The recent report "Changing the Climate in the Boardroom" presents the results of a survey conducted by Heidrick & Struggles and the INSEAD Corporate Governance Centre. The headline results note there is a clear disconnect between what board members say about the importance of climate change to their companies and what the boards execute on.
The report’s recommendations include adding climate change to the board’s competency matrix and integrating climate change objectives into executive compensation and search strategies, especially for the CEO.

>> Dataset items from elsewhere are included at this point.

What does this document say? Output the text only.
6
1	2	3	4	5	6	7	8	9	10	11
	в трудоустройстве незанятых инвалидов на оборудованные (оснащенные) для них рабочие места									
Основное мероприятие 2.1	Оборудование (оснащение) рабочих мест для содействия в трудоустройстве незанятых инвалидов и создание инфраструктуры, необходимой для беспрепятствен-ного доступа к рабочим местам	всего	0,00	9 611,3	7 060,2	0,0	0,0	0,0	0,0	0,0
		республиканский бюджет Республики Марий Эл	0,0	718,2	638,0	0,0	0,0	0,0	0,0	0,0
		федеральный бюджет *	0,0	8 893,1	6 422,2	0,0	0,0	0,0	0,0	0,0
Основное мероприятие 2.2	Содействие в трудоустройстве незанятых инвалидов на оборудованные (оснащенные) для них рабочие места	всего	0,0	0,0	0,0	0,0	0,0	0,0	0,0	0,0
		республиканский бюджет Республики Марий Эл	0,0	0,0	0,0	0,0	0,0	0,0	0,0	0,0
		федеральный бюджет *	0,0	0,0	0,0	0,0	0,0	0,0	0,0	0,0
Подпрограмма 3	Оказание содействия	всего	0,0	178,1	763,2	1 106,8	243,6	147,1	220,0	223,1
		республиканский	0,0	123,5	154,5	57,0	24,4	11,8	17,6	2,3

To find out more about how boards are becoming more climate-aware, I talked with Jeremy C. Hanson, a partner in Heidrick & Struggles’ Chicago office, a member of the CEO and Board of Directors Practice, and co-lead for the Global Sustainability Office. Below are some key takeaways from our conversation.
John Davies: Before we start talking about what’s changing for boards of directors and the C-suite, tell me about your work.

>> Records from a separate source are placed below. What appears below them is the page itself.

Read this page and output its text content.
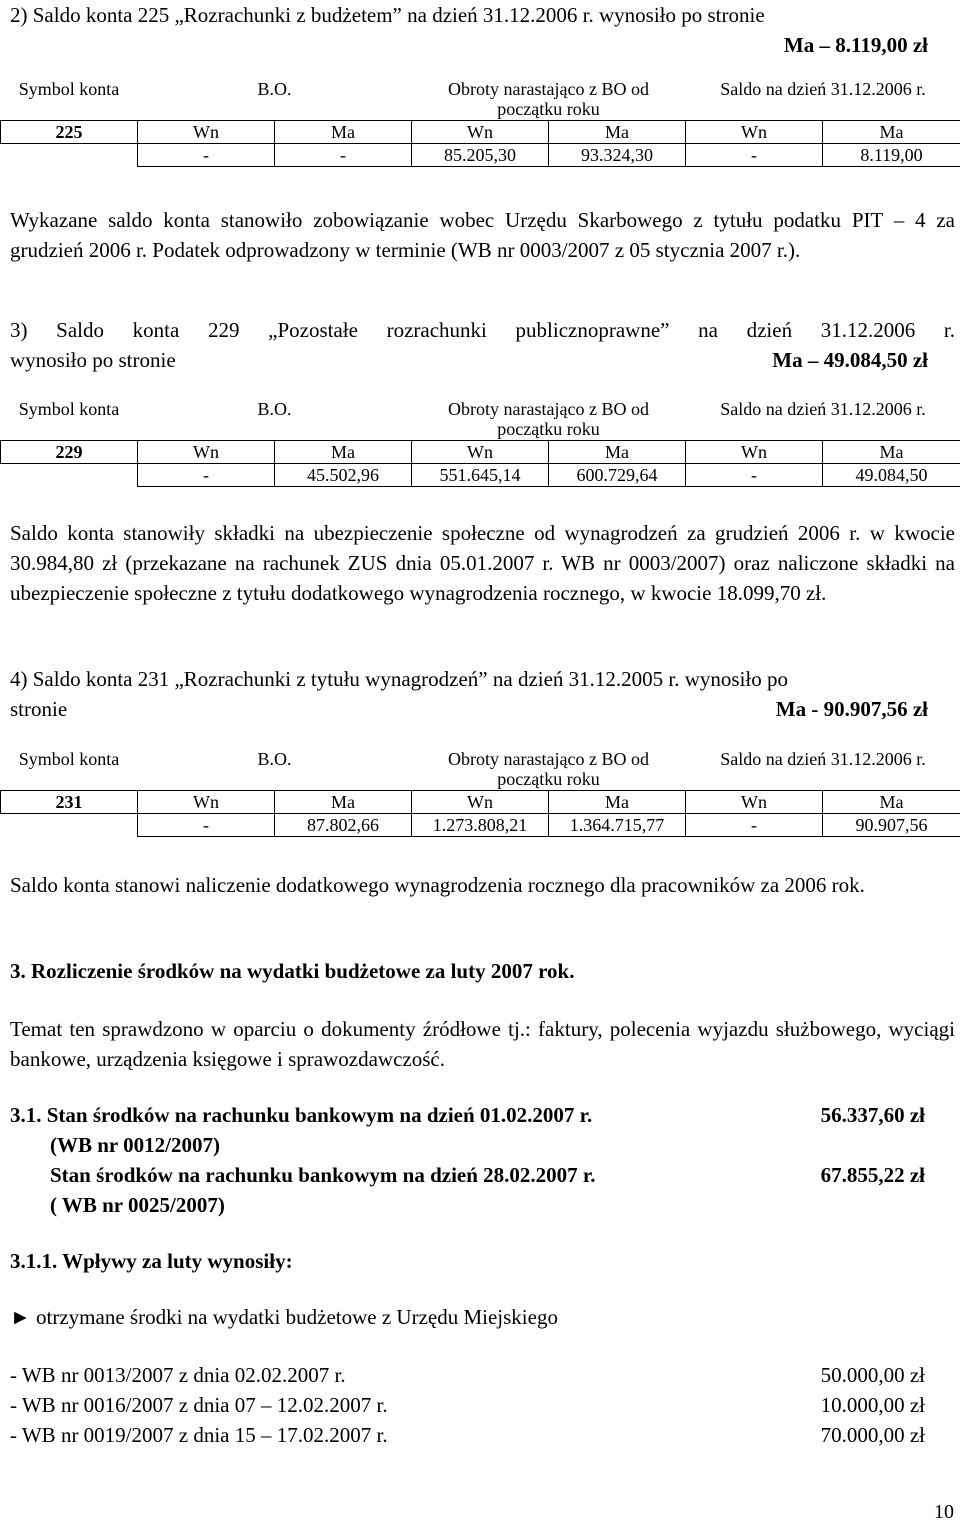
2) Saldo konta 225 „Rozrachunki z budżetem” na dzień 31.12.2006 r. wynosiło po stronie
Ma – 8.119,00 zł
Symbol konta	B.O.		Obroty narastająco z BO od początku roku		Saldo na dzień 31.12.2006 r.	
225	Wn	Ma	Wn	Ma	Wn	Ma
	-	-	85.205,30	93.324,30	-	8.119,00
Wykazane saldo konta stanowiło zobowiązanie wobec Urzędu Skarbowego z tytułu podatku PIT – 4 za grudzień 2006 r. Podatek odprowadzony w terminie (WB nr 0003/2007 z 05 stycznia 2007 r.).
3) Saldo konta 229 „Pozostałe rozrachunki publicznoprawne” na dzień 31.12.2006 r.
wynosiło po stronie	Ma – 49.084,50 zł
Symbol konta	B.O.		Obroty narastająco z BO od początku roku		Saldo na dzień 31.12.2006 r.	
229	Wn	Ma	Wn	Ma	Wn	Ma
	-	45.502,96	551.645,14	600.729,64	-	49.084,50
Saldo konta stanowiły składki na ubezpieczenie społeczne od wynagrodzeń za grudzień 2006 r. w kwocie 30.984,80 zł (przekazane na rachunek ZUS dnia 05.01.2007 r. WB nr 0003/2007) oraz naliczone składki na ubezpieczenie społeczne z tytułu dodatkowego wynagrodzenia rocznego, w kwocie 18.099,70 zł.
4) Saldo konta 231 „Rozrachunki z tytułu wynagrodzeń” na dzień 31.12.2005 r. wynosiło po
stronie	Ma - 90.907,56 zł
Symbol konta	B.O.		Obroty narastająco z BO od początku roku		Saldo na dzień 31.12.2006 r.	
231	Wn	Ma	Wn	Ma	Wn	Ma
	-	87.802,66	1.273.808,21	1.364.715,77	-	90.907,56
Saldo konta stanowi naliczenie dodatkowego wynagrodzenia rocznego dla pracowników za 2006 rok.
3. Rozliczenie środków na wydatki budżetowe za luty 2007 rok.
Temat ten sprawdzono w oparciu o dokumenty źródłowe tj.: faktury, polecenia wyjazdu służbowego, wyciągi bankowe, urządzenia księgowe i sprawozdawczość.
3.1. Stan środków na rachunku bankowym na dzień 01.02.2007 r.	56.337,60 zł
(WB nr 0012/2007)
Stan środków na rachunku bankowym na dzień 28.02.2007 r.	67.855,22 zł
( WB nr 0025/2007)
3.1.1. Wpływy za luty wynosiły:
► otrzymane środki na wydatki budżetowe z Urzędu Miejskiego
- WB nr 0013/2007 z dnia 02.02.2007 r.	50.000,00 zł
- WB nr 0016/2007 z dnia 07 – 12.02.2007 r.	10.000,00 zł
- WB nr 0019/2007 z dnia 15 – 17.02.2007 r.	70.000,00 zł
10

Jeremy Hanson: We provide global leadership advisory and on-demand talent solutions and help leading companies find CEOs, their direct reports and many of their board of directors. Our strategic searches are very dependent upon us forming a strong partnership with an organization. Our clients hire us to solve a problem. We spend a lot of time getting to know the organization, understanding the culture and values, helping them think through the needs for a particular position. And then we spend 100 percent of our time going after people who likely fit the bill.
Davies: How do those efforts connect to the Global Sustainability Office?
Hanson: For most executive searches, there’s what we call a practice. We have a CFO practice, an industrial practice, a consumer practice and more. ESG and sustainability are different. They provide a lens through which all of our work is being done, and that’s why we established the ESG and Sustainability Office. We have people doing ESG work who sit in our industrial practice, who sit in our consumer practice, in regional practices like in Europe. Then there are a handful of us who guide and support and help build out our overall capability within the ESG and Sustainability office.
Davies: The report you developed with INSEAD recommends adding climate change to the board’s competency matrix. What led you to that conclusion?
Hanson: We’re trying to help clear up confusion about what’s at stake over the next year or two. Companies are starting to figure out how to report and disclose ESG data in a meaningful way, but they really haven’t felt the teeth in their back yet. Our sense is that within the next year or two, companies that don't measure, disclose and report run the risk of losing their employees. We're already seeing that pressure. Right now, all companies are thinking about how do to attract and retain employees. So that's one thing that's at stake.
Customers are exercising their point of view at a scale we haven't seen before. We see this with consumers but perhaps even more so in a business-to-business context.
Customers are exercising their point of view at a scale we haven't seen before. We see this with consumers but perhaps even more so in a business-to-business context. For every RFP we fill out for a major client, we're required to disclose our greenhouse gas footprint and what we're doing about it, and what we're doing as a professional services firm from a diversity and inclusion perspective.
The third thing that’s at stake is going to be access to capital, and that’s when the teeth start to grind into your back. Regulators are beginning to require more transparency around ESG for investors. The investors look to make money and they can’t do that if a company is losing employees or can’t hold onto its customers. If investors pull out, it can limit access to capital.
Davies: OK, so what’s the board’s role in all of this?
Hanson: Boards are scrambling right now to get their arms around what’s happening. They’re asking the questions. What is our responsibility? What are the implications? And what does it mean from a succession planning and preparation perspective? The question of what is at stake is becoming clearer for them. From a reporting and disclosure perspective, they’re starting to understand that ESG data is going to be viewed with the same rigor as financial data.
That’s why we are advising boards to integrate climate change objectives into executive compensation and search strategies, especially for the CEO. We’re also stressing that boards need to increase their climate knowledge and understand climate change’s implications for financial performance.
In the report "Changing the Climate in the Boardroom," we urge boards to define a clear chain of executive accountability — starting with the CEO — for setting and meeting climate change goals, and to tie hiring and compensation decisions to it. We’re applying that same lens to our own executives and operations.